Two services are particularly noteworthy among the cargo flights, since they are very peculiar. One concerns A330F flights operated on behalf of the Hungarian government. The Orban administration purchased the aircraft from Qatar Airways in 2020. It did this to bypass the air capacity shortage during those months, and to supply Hungarians with much needed Chinese-produced hygiene materials, face masks, and sanitizers, to contain the spread of the Covid virus. A government buying a freighter was an unconventional but reasonable step, given the peak charter prices amounting to 2.5 million dollars for a return flight that lessors or airlines demanded in those days for a freighter of comparable size. Today, the state-owned aircraft remains in service and is operated - no joke - by Hungarian budget airline Wizz Air in cooperation with Beijing's CECZ/UTA Group on China-Hungary routes.
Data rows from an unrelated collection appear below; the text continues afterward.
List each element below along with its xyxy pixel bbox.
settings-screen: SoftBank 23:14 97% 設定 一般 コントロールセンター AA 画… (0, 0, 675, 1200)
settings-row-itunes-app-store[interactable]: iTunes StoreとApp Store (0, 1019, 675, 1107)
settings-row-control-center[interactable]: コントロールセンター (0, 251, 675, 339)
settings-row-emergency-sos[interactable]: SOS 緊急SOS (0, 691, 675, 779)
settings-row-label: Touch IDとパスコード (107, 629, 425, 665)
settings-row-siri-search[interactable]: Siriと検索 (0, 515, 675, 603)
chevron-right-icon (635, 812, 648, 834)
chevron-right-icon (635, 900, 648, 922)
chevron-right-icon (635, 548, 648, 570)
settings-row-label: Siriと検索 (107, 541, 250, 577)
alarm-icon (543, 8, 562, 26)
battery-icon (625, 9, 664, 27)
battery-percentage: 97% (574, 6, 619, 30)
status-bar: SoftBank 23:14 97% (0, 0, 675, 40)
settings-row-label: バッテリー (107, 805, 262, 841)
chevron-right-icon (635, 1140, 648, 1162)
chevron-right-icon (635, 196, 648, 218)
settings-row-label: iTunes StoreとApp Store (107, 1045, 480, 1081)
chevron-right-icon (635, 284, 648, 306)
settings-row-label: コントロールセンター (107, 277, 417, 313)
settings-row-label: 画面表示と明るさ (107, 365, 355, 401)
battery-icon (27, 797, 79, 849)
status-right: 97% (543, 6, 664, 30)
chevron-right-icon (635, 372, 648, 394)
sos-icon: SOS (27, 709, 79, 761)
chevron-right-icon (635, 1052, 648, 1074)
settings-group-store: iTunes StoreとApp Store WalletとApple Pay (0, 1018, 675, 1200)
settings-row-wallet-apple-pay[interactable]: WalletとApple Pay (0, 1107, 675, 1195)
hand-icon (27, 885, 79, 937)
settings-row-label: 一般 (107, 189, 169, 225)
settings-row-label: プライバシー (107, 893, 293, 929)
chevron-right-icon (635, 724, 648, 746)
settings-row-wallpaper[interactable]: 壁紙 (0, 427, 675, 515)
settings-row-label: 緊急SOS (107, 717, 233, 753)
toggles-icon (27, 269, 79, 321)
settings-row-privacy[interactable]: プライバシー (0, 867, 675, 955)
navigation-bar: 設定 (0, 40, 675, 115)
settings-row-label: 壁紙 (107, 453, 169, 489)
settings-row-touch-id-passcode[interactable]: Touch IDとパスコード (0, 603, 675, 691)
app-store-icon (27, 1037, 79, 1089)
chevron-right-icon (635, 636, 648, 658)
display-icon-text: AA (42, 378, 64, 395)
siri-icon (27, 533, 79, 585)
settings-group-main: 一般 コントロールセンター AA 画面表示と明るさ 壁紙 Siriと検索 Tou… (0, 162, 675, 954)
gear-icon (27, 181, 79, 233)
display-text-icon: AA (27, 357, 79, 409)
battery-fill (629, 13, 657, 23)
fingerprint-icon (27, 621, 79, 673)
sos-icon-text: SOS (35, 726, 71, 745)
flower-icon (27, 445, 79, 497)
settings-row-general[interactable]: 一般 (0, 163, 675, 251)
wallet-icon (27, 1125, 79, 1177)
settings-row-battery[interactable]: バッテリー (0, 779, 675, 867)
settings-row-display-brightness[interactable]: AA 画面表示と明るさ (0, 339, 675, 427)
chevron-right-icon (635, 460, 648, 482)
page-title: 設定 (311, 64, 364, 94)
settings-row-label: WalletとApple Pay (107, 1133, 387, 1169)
Another curiosity is Shanghai Airlines’ repeated “cargo” service linking PVG and BUD. No passenger ever sits on board the passenger B787. In other words: these are belly cargo-only flights.
30 + 30 = 60
Currently, all freight carriers serving Budapest account for 30 flights per week on average, mostly deploying large aircraft such as the B747-400F or B47-8F, including A330F and B777F. They all supply the market with abundant capacity, adding to the attractiveness of the airport. These services are complemented by a similar number of flights operated by integrators, with DHL Express leading the pack, followed by UPS and FedEx.
In total, BUD expects a throughput of 200,000+ tons this year, including integrator volumes, having achieved 183,000 tons in 2021. This reflects an increase of 36% compared to 2020. Current data shows that BUD’s cargo throughput in 2022 is +47% against the comparable (pre-Covid) year 2019.
Next on the agenda are ambitious plans to decarbonize all processes and become a net zero CO2 emission airport by 2035. A geothermal heating system will be installed as part of its Green Airport Program. Further to this, increasing the number of e-vehicles is on the management’s radar. The airport has today achieved Airport Carbon Accreditation (ACI) Level 3+, and intends to step it up to Level 4+ by the end of 2023. “All of this is a big challenge, but BUD is very determined to fully implement our environmental roadmap,” cargo helmsman, Jozsef Kossuth, confirms.